American football guard and tackle

Jacob Robert Fawcett Jr. (May 29, 1919 – April 29, 1990) was an American professional football guard and tackle. He played for the Cleveland Rams, the Brooklyn Dodgers and the Los Angeles Rams of the National Football League (NFL).

== Life and career ==
Fawcett was born in Hillsboro, Texas, the son of J.R. Fawcett. He played high school football as a tackle at Hillsboro High School. He then enrolled at Southern Methodist University to play college football for the SMU Mustangs. He was on the freshman team in 1938, and was a three-year varsity letterman from 1939 to 1941.

In January 1942, Fawcett joined the Cleveland Rams of the National Football League (NFL). He played in eleven games during the 1942 NFL season, and in 1943, he was allocated to the Brooklyn Dodgers.

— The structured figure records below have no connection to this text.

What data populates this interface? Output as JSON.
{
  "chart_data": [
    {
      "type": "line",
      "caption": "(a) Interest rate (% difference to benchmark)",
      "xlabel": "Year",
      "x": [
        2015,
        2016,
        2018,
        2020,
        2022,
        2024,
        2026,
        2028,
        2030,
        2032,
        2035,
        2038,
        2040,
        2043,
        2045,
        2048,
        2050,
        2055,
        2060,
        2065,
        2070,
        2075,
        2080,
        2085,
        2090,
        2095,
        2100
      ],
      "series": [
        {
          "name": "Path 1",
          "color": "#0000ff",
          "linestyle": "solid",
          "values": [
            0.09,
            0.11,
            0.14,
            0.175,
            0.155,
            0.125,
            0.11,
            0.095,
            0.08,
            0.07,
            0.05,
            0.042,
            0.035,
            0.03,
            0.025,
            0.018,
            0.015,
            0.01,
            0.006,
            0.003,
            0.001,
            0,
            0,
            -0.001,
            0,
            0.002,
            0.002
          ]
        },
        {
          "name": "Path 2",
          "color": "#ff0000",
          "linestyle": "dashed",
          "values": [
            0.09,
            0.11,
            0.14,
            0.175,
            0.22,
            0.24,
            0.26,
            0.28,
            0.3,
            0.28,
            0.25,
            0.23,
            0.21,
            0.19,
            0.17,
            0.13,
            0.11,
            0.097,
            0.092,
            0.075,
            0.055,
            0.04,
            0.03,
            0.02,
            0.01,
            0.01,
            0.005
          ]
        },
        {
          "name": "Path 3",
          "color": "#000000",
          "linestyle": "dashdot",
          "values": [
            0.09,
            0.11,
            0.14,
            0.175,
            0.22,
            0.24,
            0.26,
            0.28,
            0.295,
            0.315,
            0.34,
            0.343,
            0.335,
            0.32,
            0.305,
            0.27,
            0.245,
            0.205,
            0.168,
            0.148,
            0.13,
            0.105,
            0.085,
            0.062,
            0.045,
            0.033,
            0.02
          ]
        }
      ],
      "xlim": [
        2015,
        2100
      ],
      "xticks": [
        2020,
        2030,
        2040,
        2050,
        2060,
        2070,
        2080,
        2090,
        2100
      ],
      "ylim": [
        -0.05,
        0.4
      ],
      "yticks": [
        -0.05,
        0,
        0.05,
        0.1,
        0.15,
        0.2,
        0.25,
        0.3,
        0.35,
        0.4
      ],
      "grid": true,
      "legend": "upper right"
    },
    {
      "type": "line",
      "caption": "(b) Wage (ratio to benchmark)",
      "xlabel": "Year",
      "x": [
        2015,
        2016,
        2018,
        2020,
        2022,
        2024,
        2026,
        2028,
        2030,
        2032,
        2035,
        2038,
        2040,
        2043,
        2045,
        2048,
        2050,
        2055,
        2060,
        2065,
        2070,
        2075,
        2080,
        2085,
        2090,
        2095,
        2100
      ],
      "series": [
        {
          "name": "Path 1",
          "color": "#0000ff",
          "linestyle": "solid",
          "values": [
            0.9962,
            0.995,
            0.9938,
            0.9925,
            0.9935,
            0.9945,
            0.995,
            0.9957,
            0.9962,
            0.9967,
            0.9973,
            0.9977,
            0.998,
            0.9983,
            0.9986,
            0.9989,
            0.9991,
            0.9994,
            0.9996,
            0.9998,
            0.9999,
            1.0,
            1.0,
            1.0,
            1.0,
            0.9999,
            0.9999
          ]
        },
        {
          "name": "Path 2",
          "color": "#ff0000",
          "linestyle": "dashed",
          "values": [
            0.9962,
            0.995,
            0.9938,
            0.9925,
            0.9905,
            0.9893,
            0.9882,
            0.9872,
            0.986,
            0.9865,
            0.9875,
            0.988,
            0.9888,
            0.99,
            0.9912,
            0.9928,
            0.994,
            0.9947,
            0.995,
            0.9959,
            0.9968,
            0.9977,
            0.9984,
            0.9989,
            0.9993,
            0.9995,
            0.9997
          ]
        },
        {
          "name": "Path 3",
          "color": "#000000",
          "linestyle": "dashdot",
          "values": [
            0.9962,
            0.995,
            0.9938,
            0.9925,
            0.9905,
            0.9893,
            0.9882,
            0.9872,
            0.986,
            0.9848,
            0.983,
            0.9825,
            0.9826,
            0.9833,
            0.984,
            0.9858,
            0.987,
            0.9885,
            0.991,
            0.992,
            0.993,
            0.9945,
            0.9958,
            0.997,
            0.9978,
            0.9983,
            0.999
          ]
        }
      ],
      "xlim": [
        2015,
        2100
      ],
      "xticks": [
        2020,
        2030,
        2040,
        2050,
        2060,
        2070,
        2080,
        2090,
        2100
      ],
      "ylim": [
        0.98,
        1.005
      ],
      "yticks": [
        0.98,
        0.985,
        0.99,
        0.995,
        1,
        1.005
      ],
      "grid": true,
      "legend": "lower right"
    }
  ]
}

He started ten games for the team, and played in ten games during the 1943 NFL season, and in 1944, he returned to the Cleveland Rams. He started ten games for the team, and played in ten games during the 1944 NFL season, and in 1946, he joined the Los Angeles Rams. He played in six games during the 1946 NFL season, but was released from the team in 1947. Aside from his football career, he worked as a purchasing agent, and he served in the United States Navy.

According to The Waco Tribune-Herald, in 1951, Fawcett was named "Hillsboro Man of the Year".

== Death ==
Fawcett died on April 29, 1990, in a hospital in Waco, Texas, at the age of 70.